There isn’t anything in any of the anti-discrimination laws on the books that prevents someone from holding a bigoted view. There are no “thought police,” no matter how much right-wing rhetoric insists there is. All that these laws seek to do is protect people from being discriminated against unfairly, and therein lies the heart of the matter. The anti-equality side doesn’t want to admit it, and they’ll come up with all kinds of flowery prose to obfuscate their true intent, but when it’s all said and done they want to discriminate against homosexuals because they feel they are entitled to do so. That’s what this fight is about, and that’s what the fight for any civil liberty being extended to a group that didn’t have it before is all about — whether a group has the right to oppress another, and whether that oppression can be based only on subjective views of morality.
They want to legislate the morality of homosexual sex. Justice Scalia tipped all the homophobes’ hands when he mentioned “sanctioning homosexual sodomy” in his scathing and hate-filled dissent on the recent Prop 8 decision. The true motivations for these people aren’t really about love and tolerance; they’re about antiquated views of a particular set of sex acts performed by two consenting adults. We all get there’s a reason to regulate sexual activity, but only when it comes to situations where power is abused to victimized someone in a sexual way — such as rape and child molestation. It’s an entirely different proposition to legislate the sexual morality of adults, which is exactly what these laws seek to do.
If a homosexual couple were to sign a contract saying they’d never engage in sexual intercourse with each other, how many right-wingers would suddenly say “Hey, it’s just a social contract, no need to discriminate anymore! Let them get married!” It’s disingenuous of them to claim any other motivation, but they’ll do it anyway. They say it hurts traditional family structures — it doesn’t. Yet they’ll cling to one debunked social science study after another rather than face the reality — the reality that they are just flat-0ut wrong.

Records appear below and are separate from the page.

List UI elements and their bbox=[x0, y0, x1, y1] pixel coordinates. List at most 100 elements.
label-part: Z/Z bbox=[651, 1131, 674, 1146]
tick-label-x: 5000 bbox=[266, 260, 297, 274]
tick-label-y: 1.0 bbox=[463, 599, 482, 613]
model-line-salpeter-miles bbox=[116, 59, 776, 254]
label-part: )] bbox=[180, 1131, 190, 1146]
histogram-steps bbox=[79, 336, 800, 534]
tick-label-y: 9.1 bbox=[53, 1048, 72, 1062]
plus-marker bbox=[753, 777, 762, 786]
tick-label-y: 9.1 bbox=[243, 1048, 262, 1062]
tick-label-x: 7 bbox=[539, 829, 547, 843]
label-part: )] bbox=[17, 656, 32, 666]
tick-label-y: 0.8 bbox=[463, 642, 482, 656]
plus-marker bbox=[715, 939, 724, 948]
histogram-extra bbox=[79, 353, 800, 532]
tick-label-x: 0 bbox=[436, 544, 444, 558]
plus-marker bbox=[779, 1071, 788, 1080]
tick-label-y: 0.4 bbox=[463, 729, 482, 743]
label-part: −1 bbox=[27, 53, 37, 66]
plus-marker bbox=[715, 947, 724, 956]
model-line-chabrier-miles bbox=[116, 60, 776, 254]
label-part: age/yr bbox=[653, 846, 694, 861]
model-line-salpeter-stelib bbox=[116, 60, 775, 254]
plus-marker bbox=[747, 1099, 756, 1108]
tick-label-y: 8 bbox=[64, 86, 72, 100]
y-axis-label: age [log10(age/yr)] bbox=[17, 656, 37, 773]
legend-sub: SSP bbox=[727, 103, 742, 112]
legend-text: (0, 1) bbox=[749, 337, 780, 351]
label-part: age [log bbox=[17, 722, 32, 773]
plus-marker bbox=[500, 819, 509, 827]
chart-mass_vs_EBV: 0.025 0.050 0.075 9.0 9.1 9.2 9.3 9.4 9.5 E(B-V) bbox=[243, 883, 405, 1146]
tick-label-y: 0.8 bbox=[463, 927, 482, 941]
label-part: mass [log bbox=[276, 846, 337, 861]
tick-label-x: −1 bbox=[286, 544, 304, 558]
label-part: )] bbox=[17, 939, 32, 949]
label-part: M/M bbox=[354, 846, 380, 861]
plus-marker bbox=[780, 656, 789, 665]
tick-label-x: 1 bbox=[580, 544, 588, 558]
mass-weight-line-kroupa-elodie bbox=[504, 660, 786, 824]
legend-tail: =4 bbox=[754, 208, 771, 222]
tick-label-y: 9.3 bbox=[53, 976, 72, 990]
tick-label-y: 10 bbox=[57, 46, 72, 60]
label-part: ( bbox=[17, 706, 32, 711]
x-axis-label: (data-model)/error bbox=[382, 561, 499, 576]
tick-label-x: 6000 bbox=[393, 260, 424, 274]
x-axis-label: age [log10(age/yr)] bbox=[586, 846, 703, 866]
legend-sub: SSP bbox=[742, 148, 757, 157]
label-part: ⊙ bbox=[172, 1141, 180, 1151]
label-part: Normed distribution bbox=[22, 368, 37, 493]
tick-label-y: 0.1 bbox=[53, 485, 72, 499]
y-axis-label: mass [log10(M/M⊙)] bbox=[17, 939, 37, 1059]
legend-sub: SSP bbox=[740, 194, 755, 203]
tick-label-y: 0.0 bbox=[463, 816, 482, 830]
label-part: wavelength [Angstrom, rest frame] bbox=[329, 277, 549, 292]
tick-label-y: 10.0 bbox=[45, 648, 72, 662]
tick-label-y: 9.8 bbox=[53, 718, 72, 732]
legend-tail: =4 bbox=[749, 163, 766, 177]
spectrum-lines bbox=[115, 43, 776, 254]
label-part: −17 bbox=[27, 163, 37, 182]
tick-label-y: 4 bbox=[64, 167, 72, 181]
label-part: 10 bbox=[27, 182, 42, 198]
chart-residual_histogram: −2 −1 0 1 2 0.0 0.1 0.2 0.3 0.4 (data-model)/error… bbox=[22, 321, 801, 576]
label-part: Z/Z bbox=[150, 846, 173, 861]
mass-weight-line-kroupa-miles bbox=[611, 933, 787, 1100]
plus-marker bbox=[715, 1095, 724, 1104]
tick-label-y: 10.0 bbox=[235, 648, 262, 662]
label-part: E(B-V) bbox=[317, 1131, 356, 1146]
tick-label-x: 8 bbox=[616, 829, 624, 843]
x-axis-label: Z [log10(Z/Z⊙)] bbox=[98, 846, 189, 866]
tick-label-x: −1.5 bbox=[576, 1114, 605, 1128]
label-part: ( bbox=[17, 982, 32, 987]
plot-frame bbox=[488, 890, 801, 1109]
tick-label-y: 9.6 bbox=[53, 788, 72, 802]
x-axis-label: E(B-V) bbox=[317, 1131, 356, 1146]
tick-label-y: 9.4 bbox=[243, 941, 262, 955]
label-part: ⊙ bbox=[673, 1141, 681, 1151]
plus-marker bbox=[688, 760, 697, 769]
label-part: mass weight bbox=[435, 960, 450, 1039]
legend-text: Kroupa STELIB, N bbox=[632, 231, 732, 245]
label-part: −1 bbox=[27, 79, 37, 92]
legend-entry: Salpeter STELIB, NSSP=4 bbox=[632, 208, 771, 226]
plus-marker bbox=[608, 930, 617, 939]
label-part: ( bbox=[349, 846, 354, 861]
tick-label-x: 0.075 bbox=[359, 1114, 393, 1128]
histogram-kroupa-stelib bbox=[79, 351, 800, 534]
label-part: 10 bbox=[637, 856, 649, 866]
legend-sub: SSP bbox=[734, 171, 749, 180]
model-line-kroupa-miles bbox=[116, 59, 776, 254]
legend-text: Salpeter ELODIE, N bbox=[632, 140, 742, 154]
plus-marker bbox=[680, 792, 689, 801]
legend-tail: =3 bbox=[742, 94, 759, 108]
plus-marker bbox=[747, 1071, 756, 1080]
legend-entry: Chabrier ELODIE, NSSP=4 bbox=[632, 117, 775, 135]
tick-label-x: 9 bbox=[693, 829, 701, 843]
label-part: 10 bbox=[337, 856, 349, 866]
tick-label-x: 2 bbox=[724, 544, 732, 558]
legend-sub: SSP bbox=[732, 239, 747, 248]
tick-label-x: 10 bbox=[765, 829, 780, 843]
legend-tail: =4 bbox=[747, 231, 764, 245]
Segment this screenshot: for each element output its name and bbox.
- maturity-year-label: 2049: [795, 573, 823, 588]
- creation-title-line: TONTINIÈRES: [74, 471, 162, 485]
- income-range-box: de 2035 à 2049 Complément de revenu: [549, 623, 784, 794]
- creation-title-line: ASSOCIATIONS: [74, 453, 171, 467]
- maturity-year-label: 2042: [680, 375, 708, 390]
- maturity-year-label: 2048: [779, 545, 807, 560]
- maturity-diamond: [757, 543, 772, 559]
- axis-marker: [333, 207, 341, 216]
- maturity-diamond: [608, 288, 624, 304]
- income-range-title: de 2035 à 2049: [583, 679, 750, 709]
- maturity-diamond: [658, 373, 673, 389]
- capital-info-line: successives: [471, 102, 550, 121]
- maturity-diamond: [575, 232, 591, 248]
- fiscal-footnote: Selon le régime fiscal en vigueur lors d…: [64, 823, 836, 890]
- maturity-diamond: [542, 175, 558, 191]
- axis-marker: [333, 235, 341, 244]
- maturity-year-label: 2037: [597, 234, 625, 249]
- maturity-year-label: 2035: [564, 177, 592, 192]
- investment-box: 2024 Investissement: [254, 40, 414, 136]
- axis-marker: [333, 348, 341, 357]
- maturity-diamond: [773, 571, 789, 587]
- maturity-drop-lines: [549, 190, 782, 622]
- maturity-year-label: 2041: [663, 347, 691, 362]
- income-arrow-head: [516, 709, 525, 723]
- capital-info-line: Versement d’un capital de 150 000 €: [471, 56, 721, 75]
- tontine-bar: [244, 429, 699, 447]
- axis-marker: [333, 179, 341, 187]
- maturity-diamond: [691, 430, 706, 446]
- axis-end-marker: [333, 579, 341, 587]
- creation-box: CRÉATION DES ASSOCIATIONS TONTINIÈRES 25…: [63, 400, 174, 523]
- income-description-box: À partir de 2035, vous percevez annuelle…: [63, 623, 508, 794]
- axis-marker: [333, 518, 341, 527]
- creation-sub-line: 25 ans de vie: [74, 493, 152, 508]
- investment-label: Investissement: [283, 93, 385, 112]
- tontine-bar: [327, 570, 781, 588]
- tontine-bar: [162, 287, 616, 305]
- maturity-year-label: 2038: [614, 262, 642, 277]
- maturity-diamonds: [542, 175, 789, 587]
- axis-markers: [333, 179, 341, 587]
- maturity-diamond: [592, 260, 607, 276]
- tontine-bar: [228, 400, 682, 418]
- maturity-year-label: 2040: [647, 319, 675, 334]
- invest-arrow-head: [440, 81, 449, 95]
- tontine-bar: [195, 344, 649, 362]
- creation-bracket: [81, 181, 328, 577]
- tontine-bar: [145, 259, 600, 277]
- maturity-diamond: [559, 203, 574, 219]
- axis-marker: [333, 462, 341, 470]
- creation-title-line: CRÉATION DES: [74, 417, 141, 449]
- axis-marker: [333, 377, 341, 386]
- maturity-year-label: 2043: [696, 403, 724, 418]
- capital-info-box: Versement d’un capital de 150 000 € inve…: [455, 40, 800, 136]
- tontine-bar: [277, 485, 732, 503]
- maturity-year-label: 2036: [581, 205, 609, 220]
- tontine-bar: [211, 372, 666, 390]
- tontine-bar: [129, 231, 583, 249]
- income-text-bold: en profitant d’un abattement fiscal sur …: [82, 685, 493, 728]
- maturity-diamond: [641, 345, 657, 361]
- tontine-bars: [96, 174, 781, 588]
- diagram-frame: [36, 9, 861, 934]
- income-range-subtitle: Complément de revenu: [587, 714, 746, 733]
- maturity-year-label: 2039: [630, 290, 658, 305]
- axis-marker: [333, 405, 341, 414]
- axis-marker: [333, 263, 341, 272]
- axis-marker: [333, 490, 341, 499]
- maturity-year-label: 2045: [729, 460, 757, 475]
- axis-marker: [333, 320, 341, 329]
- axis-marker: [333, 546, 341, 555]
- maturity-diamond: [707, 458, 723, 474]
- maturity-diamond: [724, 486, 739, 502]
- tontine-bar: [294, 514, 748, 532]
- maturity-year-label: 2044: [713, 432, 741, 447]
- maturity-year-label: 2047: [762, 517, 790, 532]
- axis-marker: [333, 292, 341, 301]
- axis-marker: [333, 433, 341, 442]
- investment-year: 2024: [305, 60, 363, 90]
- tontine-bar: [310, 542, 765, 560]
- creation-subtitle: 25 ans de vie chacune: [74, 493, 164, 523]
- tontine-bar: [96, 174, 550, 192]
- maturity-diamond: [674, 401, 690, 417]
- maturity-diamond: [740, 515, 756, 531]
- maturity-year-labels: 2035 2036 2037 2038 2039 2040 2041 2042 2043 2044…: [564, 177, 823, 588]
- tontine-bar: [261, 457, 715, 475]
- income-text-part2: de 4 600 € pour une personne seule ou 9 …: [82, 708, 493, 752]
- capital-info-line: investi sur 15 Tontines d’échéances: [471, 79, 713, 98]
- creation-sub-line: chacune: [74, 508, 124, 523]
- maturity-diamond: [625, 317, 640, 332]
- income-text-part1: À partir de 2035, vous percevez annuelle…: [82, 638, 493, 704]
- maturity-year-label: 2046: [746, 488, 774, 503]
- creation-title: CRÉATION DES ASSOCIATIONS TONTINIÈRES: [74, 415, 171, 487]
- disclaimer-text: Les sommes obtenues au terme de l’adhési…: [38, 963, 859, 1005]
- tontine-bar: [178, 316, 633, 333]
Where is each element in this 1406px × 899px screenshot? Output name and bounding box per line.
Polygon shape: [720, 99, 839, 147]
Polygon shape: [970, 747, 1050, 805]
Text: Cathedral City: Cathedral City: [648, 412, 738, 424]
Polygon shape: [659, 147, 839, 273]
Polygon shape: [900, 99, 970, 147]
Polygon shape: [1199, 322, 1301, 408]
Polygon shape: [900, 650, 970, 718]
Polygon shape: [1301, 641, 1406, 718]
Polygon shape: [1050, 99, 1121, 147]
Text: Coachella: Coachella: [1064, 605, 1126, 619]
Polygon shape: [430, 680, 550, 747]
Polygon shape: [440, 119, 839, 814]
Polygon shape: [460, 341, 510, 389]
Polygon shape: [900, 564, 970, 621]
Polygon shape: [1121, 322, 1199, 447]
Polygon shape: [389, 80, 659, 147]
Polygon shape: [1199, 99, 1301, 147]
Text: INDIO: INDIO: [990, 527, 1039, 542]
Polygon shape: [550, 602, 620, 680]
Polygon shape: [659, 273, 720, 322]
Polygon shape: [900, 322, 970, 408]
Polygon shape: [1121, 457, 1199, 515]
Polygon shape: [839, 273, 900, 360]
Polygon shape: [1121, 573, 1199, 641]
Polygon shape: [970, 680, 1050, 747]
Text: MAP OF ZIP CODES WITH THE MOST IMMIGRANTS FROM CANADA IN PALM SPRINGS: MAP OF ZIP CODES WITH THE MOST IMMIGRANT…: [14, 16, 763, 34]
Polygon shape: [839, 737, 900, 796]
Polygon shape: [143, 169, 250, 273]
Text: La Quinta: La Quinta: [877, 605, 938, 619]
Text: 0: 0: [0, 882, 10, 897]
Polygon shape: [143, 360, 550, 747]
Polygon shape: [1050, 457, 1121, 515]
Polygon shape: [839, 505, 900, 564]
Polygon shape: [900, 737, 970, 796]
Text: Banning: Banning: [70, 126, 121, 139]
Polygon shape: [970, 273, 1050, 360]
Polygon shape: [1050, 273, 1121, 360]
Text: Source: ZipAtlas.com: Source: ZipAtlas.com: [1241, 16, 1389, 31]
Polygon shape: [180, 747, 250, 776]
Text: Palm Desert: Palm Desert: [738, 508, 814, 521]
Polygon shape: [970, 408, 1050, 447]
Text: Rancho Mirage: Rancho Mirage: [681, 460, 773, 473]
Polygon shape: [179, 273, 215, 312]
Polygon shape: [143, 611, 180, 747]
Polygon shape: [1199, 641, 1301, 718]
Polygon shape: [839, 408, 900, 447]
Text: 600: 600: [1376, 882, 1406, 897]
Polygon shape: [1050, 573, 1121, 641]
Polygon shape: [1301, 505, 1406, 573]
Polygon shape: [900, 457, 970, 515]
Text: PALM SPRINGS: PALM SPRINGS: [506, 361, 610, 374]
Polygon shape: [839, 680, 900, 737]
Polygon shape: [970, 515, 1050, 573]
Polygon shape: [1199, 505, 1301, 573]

We pride ourselves in this country on respecting the views of every American. After all, we understand that everyone has their own point of view, and that no idea is less valid than another. Except the truth is that there are most definitely views that are just wrong. It’s wrong, for example, to believe that black people are inferior by birth and they deserve to be subjugated and enslaved. It’s wrong for example to think that women don’t deserve equal protection under the law, and that they don’t deserve a vote. These are both two sentiments that for a long, long time were the most popularly-held views on two extremely important social subjects. It took society as a whole — in the streets, in our legislature, in the White House and in our courts — telling the true bigots, the true haters of their time, that their views are now wrong, in the eyes of polite society for slavery to end women to be given the right to vote.
Being bigoted against bigots may be a true paradigm; and if it is then you can count me gladly among those the bigot-bigots. I’d rather be known as someone who was intolerant of intolerance and hated ignorance than someone who tolerated the most evil aspects of human nature because that’s what our founding tenets supposedly dictate. We would never ask anyone to just “tolerate” another person’s world view if that world view was “we shouldn’t let brown eyed people get married because brown eyes are said to be signs of evil in my religious text.” So why should anyone have to be tolerant of views that are just as illogical?